In “The Second Telling” introduces the second half of the exploration of recovery, beginning with a gradual recognition of kindness and beauty. The narrator’s dreams reflect her memories of her traumatic experiences, relived in present tense, interweaving subsequent predatory and metaphysical mood poems in a form of self-exploration, which also use colour later to symbolize emotional growth. Consider when she imagines herself “covering the walls in black … with a dagger of red” with all that is implicit in those colours and that imagery.

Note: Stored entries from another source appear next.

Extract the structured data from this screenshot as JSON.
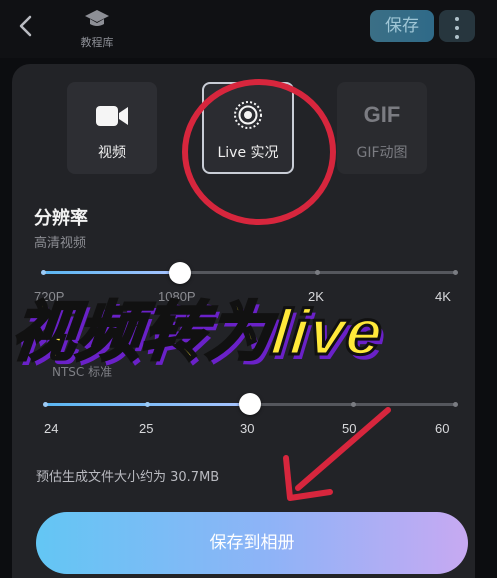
{
  "header": {
    "tutorial_label": "教程库",
    "save_label": "保存"
  },
  "formats": [
    {
      "label": "视频",
      "icon": "video-camera-icon"
    },
    {
      "label": "Live 实况",
      "icon": "live-photo-icon",
      "selected": true
    },
    {
      "label": "GIF动图",
      "icon_text": "GIF"
    }
  ],
  "resolution": {
    "title": "分辨率",
    "subtitle": "高清视频",
    "ticks": [
      "720P",
      "1080P",
      "2K",
      "4K"
    ]
  },
  "framerate": {
    "label": "NTSC 标准",
    "ticks": [
      "24",
      "25",
      "30",
      "50",
      "60"
    ],
    "selected": "30"
  },
  "overlay_caption": "视频转为live",
  "estimate_text": "预估生成文件大小约为 30.7MB",
  "cta_label": "保存到相册",
  "colors": {
    "accent_blue": "#63c6f4",
    "accent_purple": "#c7a9f2",
    "highlight_red": "#d7263d",
    "caption_yellow": "#ffe93a"
  }
}
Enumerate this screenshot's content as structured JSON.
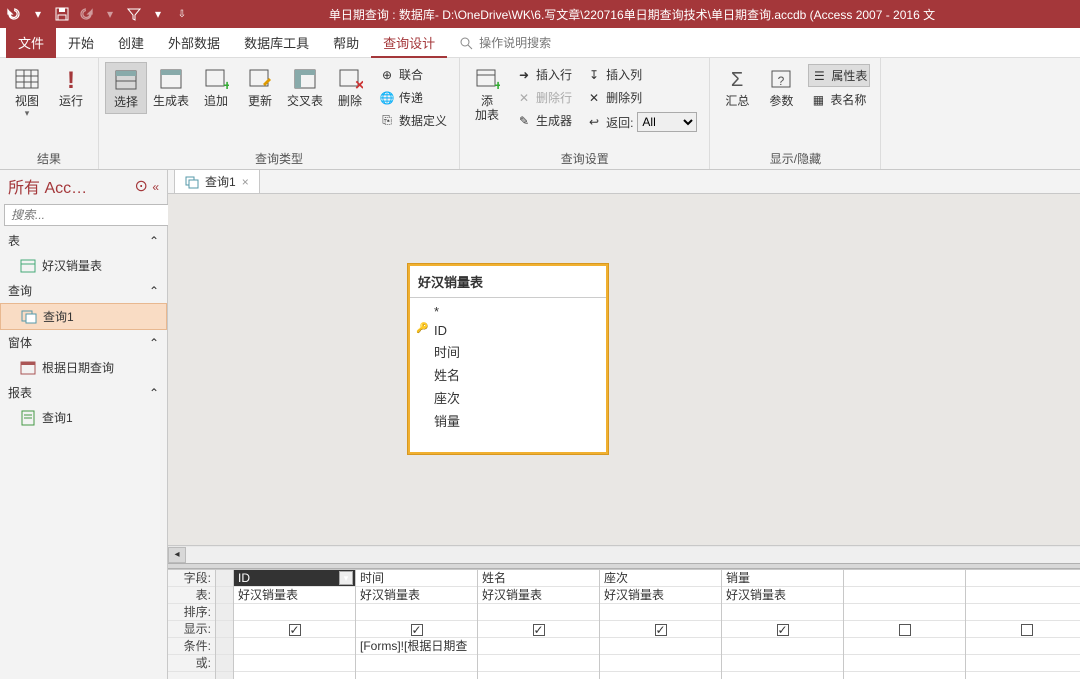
{
  "titlebar": {
    "title": "单日期查询 : 数据库- D:\\OneDrive\\WK\\6.写文章\\220716单日期查询技术\\单日期查询.accdb (Access 2007 - 2016 文"
  },
  "menu": {
    "file": "文件",
    "items": [
      "开始",
      "创建",
      "外部数据",
      "数据库工具",
      "帮助",
      "查询设计"
    ],
    "active": "查询设计",
    "search_hint": "操作说明搜索"
  },
  "ribbon": {
    "g1": {
      "label": "结果",
      "view": "视图",
      "run": "运行"
    },
    "g2": {
      "label": "查询类型",
      "select": "选择",
      "maketable": "生成表",
      "append": "追加",
      "update": "更新",
      "crosstab": "交叉表",
      "delete": "删除",
      "union": "联合",
      "passthru": "传递",
      "datadef": "数据定义"
    },
    "g3": {
      "label": "查询设置",
      "addtable": "添\n加表",
      "insrow": "插入行",
      "delrow": "删除行",
      "builder": "生成器",
      "inscol": "插入列",
      "delcol": "删除列",
      "return": "返回:",
      "return_val": "All"
    },
    "g4": {
      "label": "显示/隐藏",
      "totals": "汇总",
      "params": "参数",
      "propsheet": "属性表",
      "tablenames": "表名称"
    }
  },
  "nav": {
    "title": "所有 Acc…",
    "search_ph": "搜索...",
    "sections": {
      "tables": "表",
      "queries": "查询",
      "forms": "窗体",
      "reports": "报表"
    },
    "table1": "好汉销量表",
    "query1": "查询1",
    "form1": "根据日期查询",
    "report1": "查询1"
  },
  "tab": {
    "name": "查询1"
  },
  "tablebox": {
    "title": "好汉销量表",
    "fields": [
      "*",
      "ID",
      "时间",
      "姓名",
      "座次",
      "销量"
    ]
  },
  "grid": {
    "labels": [
      "字段:",
      "表:",
      "排序:",
      "显示:",
      "条件:",
      "或:"
    ],
    "cols": [
      {
        "field": "ID",
        "table": "好汉销量表",
        "show": true,
        "cond": "",
        "active": true
      },
      {
        "field": "时间",
        "table": "好汉销量表",
        "show": true,
        "cond": "[Forms]![根据日期查"
      },
      {
        "field": "姓名",
        "table": "好汉销量表",
        "show": true,
        "cond": ""
      },
      {
        "field": "座次",
        "table": "好汉销量表",
        "show": true,
        "cond": ""
      },
      {
        "field": "销量",
        "table": "好汉销量表",
        "show": true,
        "cond": ""
      },
      {
        "field": "",
        "table": "",
        "show": false,
        "cond": ""
      },
      {
        "field": "",
        "table": "",
        "show": false,
        "cond": ""
      }
    ]
  }
}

The First Telling deals courageously with the taboos of today’s western society, and also offers hope and motivation by way of constructive strategies to help cope and deal with trauma. In particular, the breaking point, at which the narrator saw clarity and purity in the dark is expressed fluently in “A rook”. It is perhaps worth studying that poem in some detail as “A rook” both pivots and pins the collection. It reads as follows:
taps on my window, early.
I fed it cheese, and bread.
Its eyes are kind.
The poem hints at a welcomed escape from daily life, and there is great beauty in the affection that is describes the human and the bird. This simple layout and narrative creates a sense of clarity and peace. An innocent tone is created partly by the seeming naivety of the onomatopoeia, whilst the simple foods and minimalistic setting contribute to the narrator’s tranquillity and her appreciation of the “simple things in life”. Since the narrator reciprocates the bird’s expression of care, the sense of calm extends to the reader. The poem’s diction is tonally very soft, cut through by that tapped communication. Rhythmically, the verse is at a slow and restful pace, with that non-verbal interjection breaking apart the poem’s narrative, perhaps hinting at the conflict of choices and ambivalent mind-set. The haiku-like airiness of this short, three sentence poem (and indeed McEvoy’s Oriental influences are strong), is interrupted only by those bird noises, while the page’s whites pace allows for an open interpretation, albeit one with a hopeful conclusion. The rook is so often a dark harbinger, and yet this short poem turns its intervention into something far more optimistic. Viewed in the context of the terrible experiences detailed in the collection, this is surely telling and significant.
In addition to the caring aspects, the naming of the time of the experience as “early”, suggests that the bird is perhaps an expected and regular visitor; these lines give just a snapshot of an ongoing relationship between the human and the corvid. Although there are indeed examples of such ongoing interactions (Esther Woolfson’s Corvus: A Life with Birds being perhaps the most notable), there has been a long tradition of distrust between that species and ourselves. So often a black-feathered bird brings doom in a painting or in a book. Hughes’ Crow perhaps says it all. McEvoy’s “A rook” subverts that entirely.
Arguably this poem’s challenge is not so much to offer a re-branding of the rook, but it offers us a chance to redefine ourselves in relation to the world, and is that not the central truth of this beautiful collection?